Young people in particular are now following the lead of a new generation of rising celebrity chefs who aren’t so much interested in easy preparations of luxury ingredients. These chefs are increasingly likely to have come from an Asian or Hispanic family background and to have grown up in an ethnically diverse neighborhood, and they’re now often celebrating simple bowls of noodles or street tacos with interesting flavors rather than the traditional American dishes – the foods they grew up eating in their homes and neighborhoods. He noted that 78 percent of Houston residents under the age of 30 are not of Anglo-Saxon family origin. “That’s a hell of a lot of people who grew up eating something other than meat loaf,” he said.
The young people who are following these young chefs are driven by an intense search for authenticity in their food, according to Bourdain. “What are people looking for in food now? What are they valuing? It has changed. I think what people are looking for more than anything else is perceived authenticity. They want that sense that they’re getting the real thing, the real deal,” he said.
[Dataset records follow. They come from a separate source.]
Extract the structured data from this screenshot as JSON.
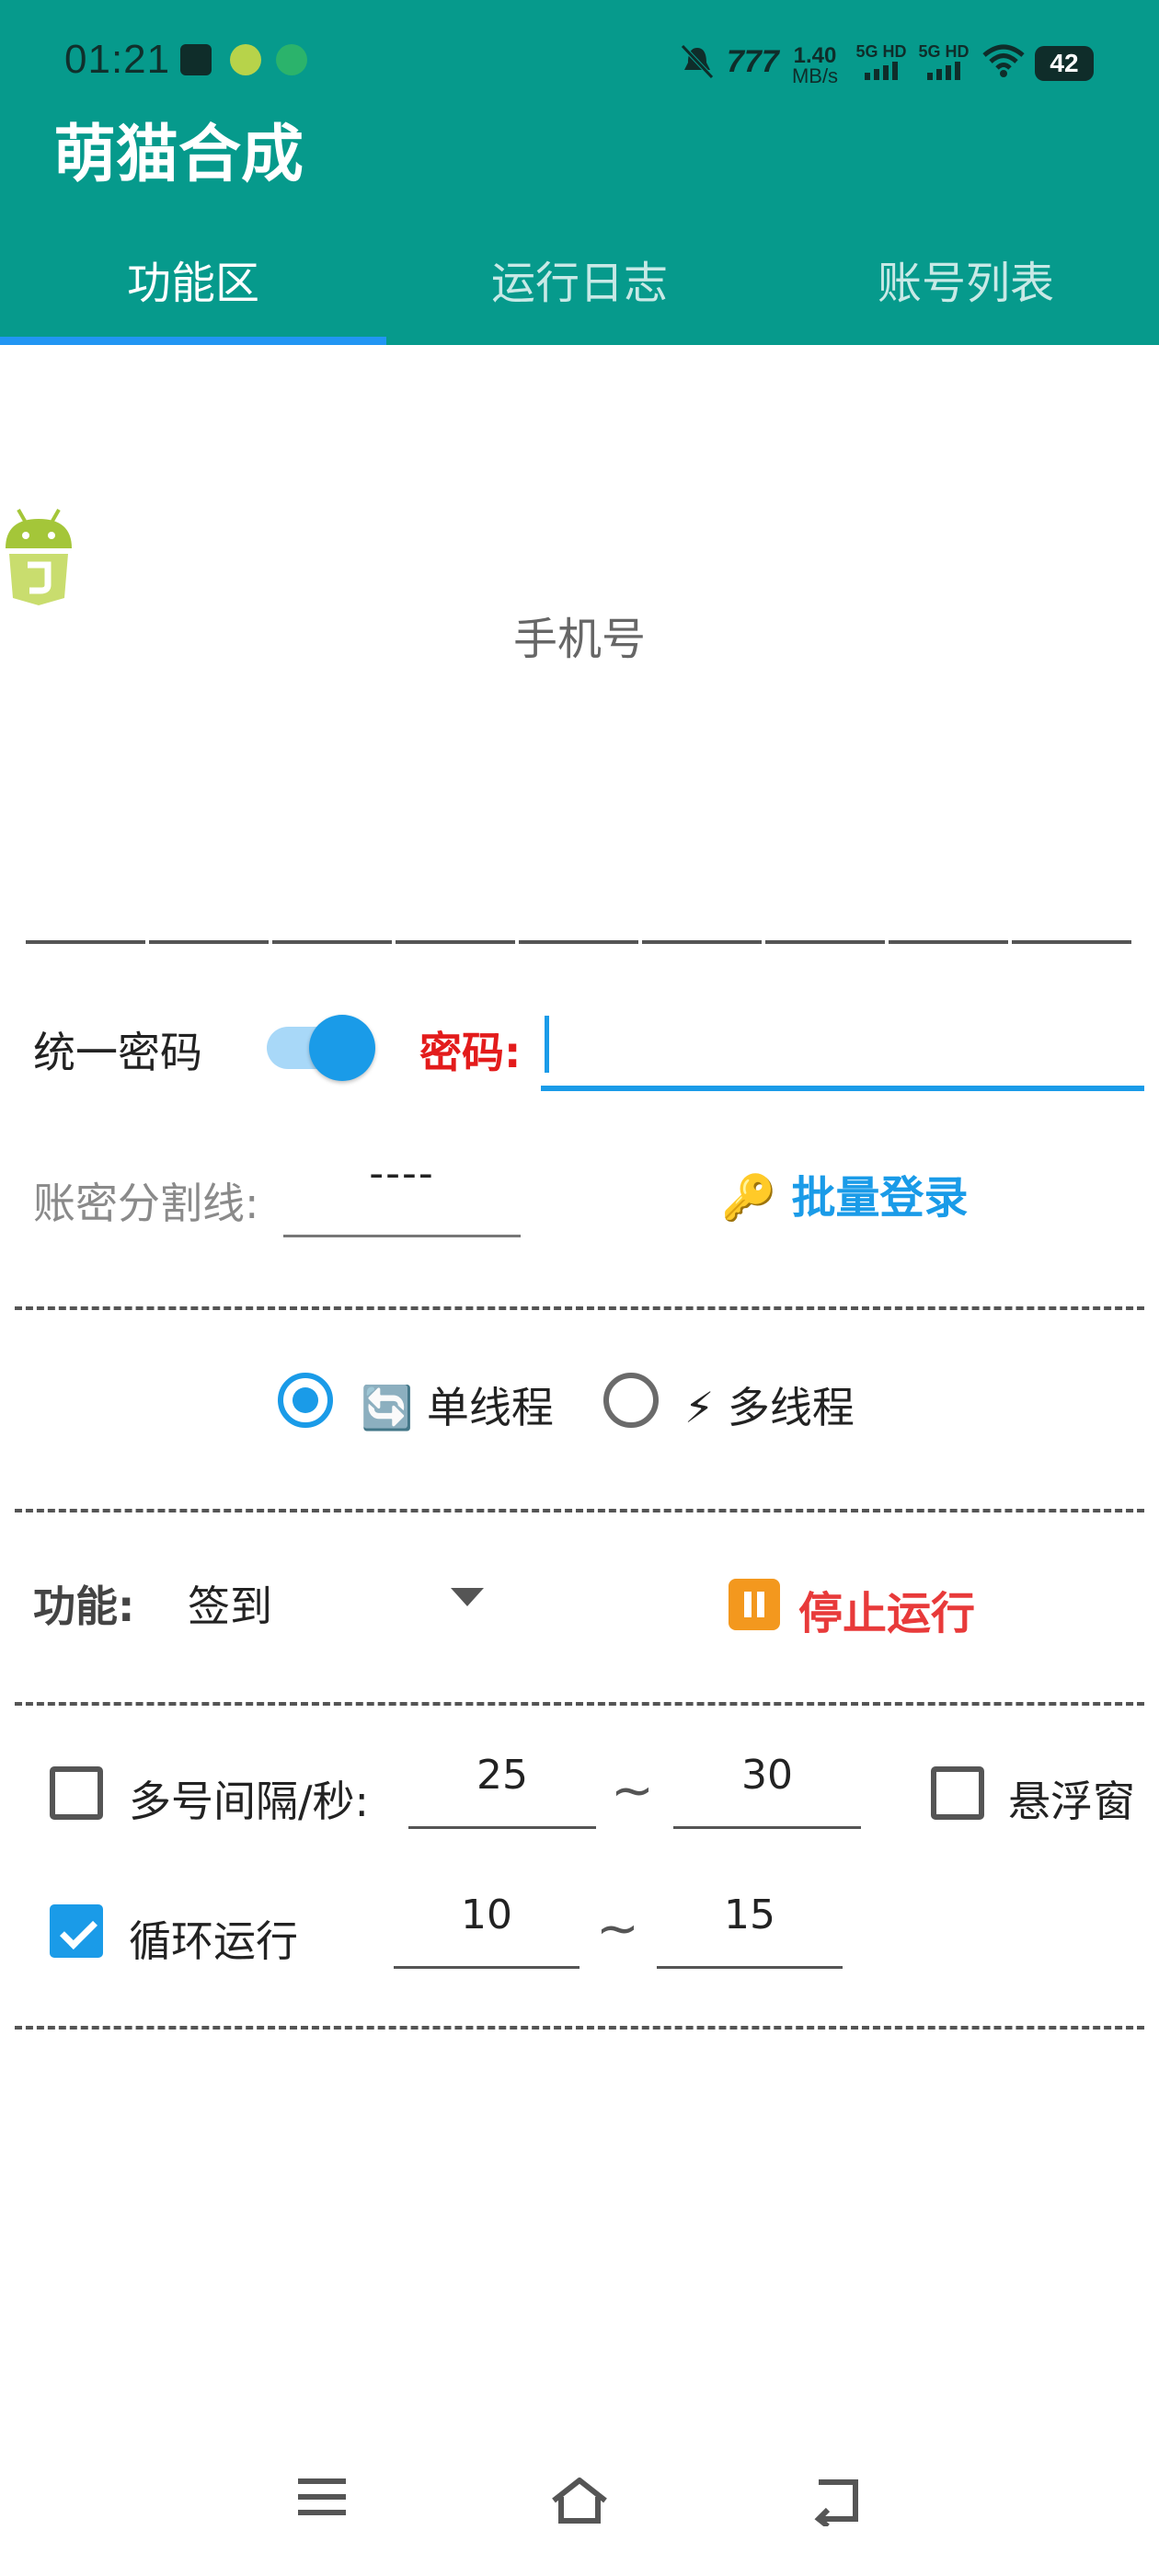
{
  "status_bar": {
    "time": "01:21",
    "net_speed_value": "1.40",
    "net_speed_unit": "MB/s",
    "sim1": "5G HD",
    "sim2": "5G HD",
    "battery": "42"
  },
  "app": {
    "title": "萌猫合成"
  },
  "tabs": [
    {
      "label": "功能区",
      "active": true
    },
    {
      "label": "运行日志",
      "active": false
    },
    {
      "label": "账号列表",
      "active": false
    }
  ],
  "phone_field": {
    "placeholder": "手机号"
  },
  "password_row": {
    "unified_label": "统一密码",
    "unified_enabled": true,
    "password_label": "密码:",
    "password_value": ""
  },
  "separator_row": {
    "label": "账密分割线:",
    "value": "----",
    "batch_login_label": "🔑 批量登录"
  },
  "thread_mode": {
    "options": [
      {
        "label": "🔄 单线程",
        "selected": true
      },
      {
        "label": "⚡ 多线程",
        "selected": false
      }
    ]
  },
  "function_row": {
    "label": "功能:",
    "selected": "签到",
    "stop_label": "停止运行"
  },
  "interval_row": {
    "label": "多号间隔/秒:",
    "checked": false,
    "min": "25",
    "tilde": "~",
    "max": "30",
    "float_label": "悬浮窗",
    "float_checked": false
  },
  "loop_row": {
    "label": "循环运行",
    "checked": true,
    "min": "10",
    "tilde": "~",
    "max": "15"
  },
  "colors": {
    "header": "#069a8c",
    "accent": "#1a9be8",
    "danger": "#e31b1b",
    "stop_icon": "#f3981e"
  },
  "nav_bar": [
    "menu-icon",
    "home-icon",
    "back-icon"
  ]
}
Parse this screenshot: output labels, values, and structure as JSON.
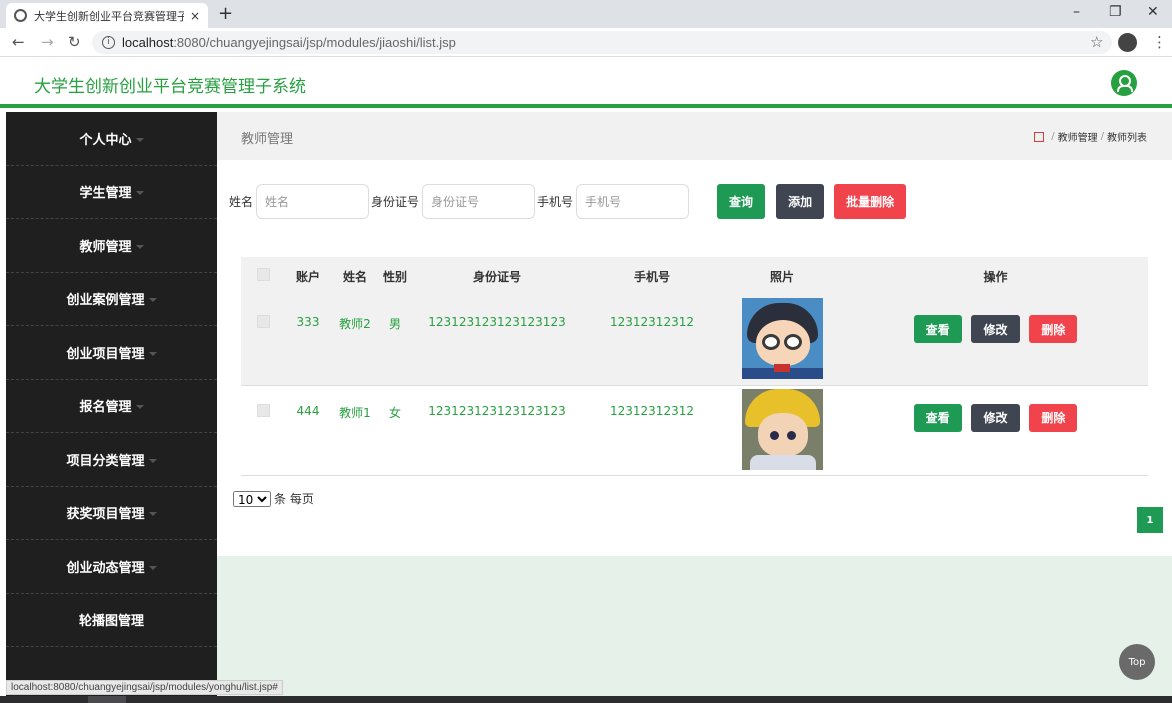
{
  "browser": {
    "tab_title": "大学生创新创业平台竞赛管理子系",
    "tab_close": "×",
    "new_tab": "+",
    "url_host": "localhost",
    "url_rest": ":8080/chuangyejingsai/jsp/modules/jiaoshi/list.jsp",
    "status_url": "localhost:8080/chuangyejingsai/jsp/modules/yonghu/list.jsp#"
  },
  "header": {
    "title": "大学生创新创业平台竞赛管理子系统"
  },
  "sidebar": {
    "items": [
      {
        "label": "个人中心"
      },
      {
        "label": "学生管理"
      },
      {
        "label": "教师管理"
      },
      {
        "label": "创业案例管理"
      },
      {
        "label": "创业项目管理"
      },
      {
        "label": "报名管理"
      },
      {
        "label": "项目分类管理"
      },
      {
        "label": "获奖项目管理"
      },
      {
        "label": "创业动态管理"
      },
      {
        "label": "轮播图管理"
      }
    ]
  },
  "page": {
    "title": "教师管理",
    "breadcrumb": [
      "教师管理",
      "教师列表"
    ],
    "breadcrumb_sep": "/"
  },
  "search": {
    "name_label": "姓名",
    "name_placeholder": "姓名",
    "id_label": "身份证号",
    "id_placeholder": "身份证号",
    "phone_label": "手机号",
    "phone_placeholder": "手机号",
    "query_btn": "查询",
    "add_btn": "添加",
    "batch_delete_btn": "批量删除"
  },
  "table": {
    "headers": [
      "账户",
      "姓名",
      "性别",
      "身份证号",
      "手机号",
      "照片",
      "操作"
    ],
    "rows": [
      {
        "account": "333",
        "name": "教师2",
        "gender": "男",
        "id_number": "123123123123123123",
        "phone": "12312312312"
      },
      {
        "account": "444",
        "name": "教师1",
        "gender": "女",
        "id_number": "123123123123123123",
        "phone": "12312312312"
      }
    ],
    "actions": {
      "view": "查看",
      "edit": "修改",
      "delete": "删除"
    }
  },
  "pagination": {
    "page_size": "10",
    "page_size_suffix": "条 每页",
    "current_page": "1"
  },
  "top_button": "Top",
  "colors": {
    "brand_green": "#27a040",
    "button_green": "#1e9a55",
    "button_dark": "#3f4652",
    "button_red": "#f0434b",
    "sidebar_bg": "#1f1f1f"
  }
}
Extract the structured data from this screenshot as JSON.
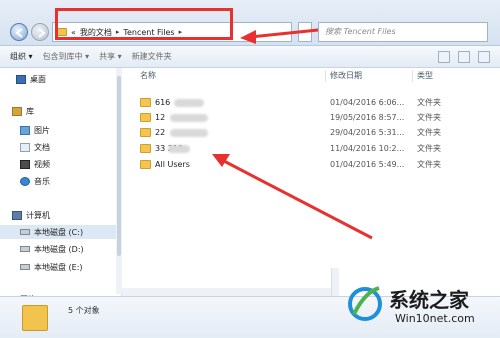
{
  "address": {
    "prefix": "«",
    "crumbs": [
      "我的文档",
      "Tencent Files"
    ],
    "separator": "▸",
    "search_placeholder": "搜索 Tencent Files"
  },
  "toolbar": {
    "organize": "组织 ▾",
    "include": "包含到库中 ▾",
    "share": "共享 ▾",
    "new_folder": "新建文件夹"
  },
  "sidebar": {
    "desktop": "桌面",
    "libraries": "库",
    "pictures": "图片",
    "documents": "文档",
    "videos": "视频",
    "music": "音乐",
    "computer": "计算机",
    "drive_c": "本地磁盘 (C:)",
    "drive_d": "本地磁盘 (D:)",
    "drive_e": "本地磁盘 (E:)",
    "network": "网络"
  },
  "columns": {
    "name": "名称",
    "date": "修改日期",
    "type": "类型"
  },
  "files": [
    {
      "name": "616",
      "date": "01/04/2016 6:06...",
      "type": "文件夹"
    },
    {
      "name": "12",
      "date": "19/05/2016 8:57...",
      "type": "文件夹"
    },
    {
      "name": "22",
      "date": "29/04/2016 5:31...",
      "type": "文件夹"
    },
    {
      "name": "33 218",
      "date": "11/04/2016 10:2...",
      "type": "文件夹"
    },
    {
      "name": "All Users",
      "date": "01/04/2016 5:49...",
      "type": "文件夹"
    }
  ],
  "status": {
    "count": "5 个对象"
  },
  "watermark": {
    "title": "系统之家",
    "site": "Win10net.com"
  },
  "colors": {
    "highlight": "#e8312f",
    "folder": "#f2c34d"
  }
}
For today’s grocer, the key to remaining relevant in the face of this rapidly evolving food marketplace might be to emulate the traditional cooks who spend their whole culinary lives doing one kind of food, sometimes through more than one generation, and, through practice, learn how to do that food very well, he said. “Find the thing you do better than anyone else…. Ask yourself what you’re good at first. That’s the way to relevance – asking yourself what you can do that the person across the street can’t do or won’t do,” he said.
“Swim against the current,” he advised. “Decide you’re not going to do what everyone else is doing just as well…. A certain level of fearlessness is required here – and confidence in yourself.”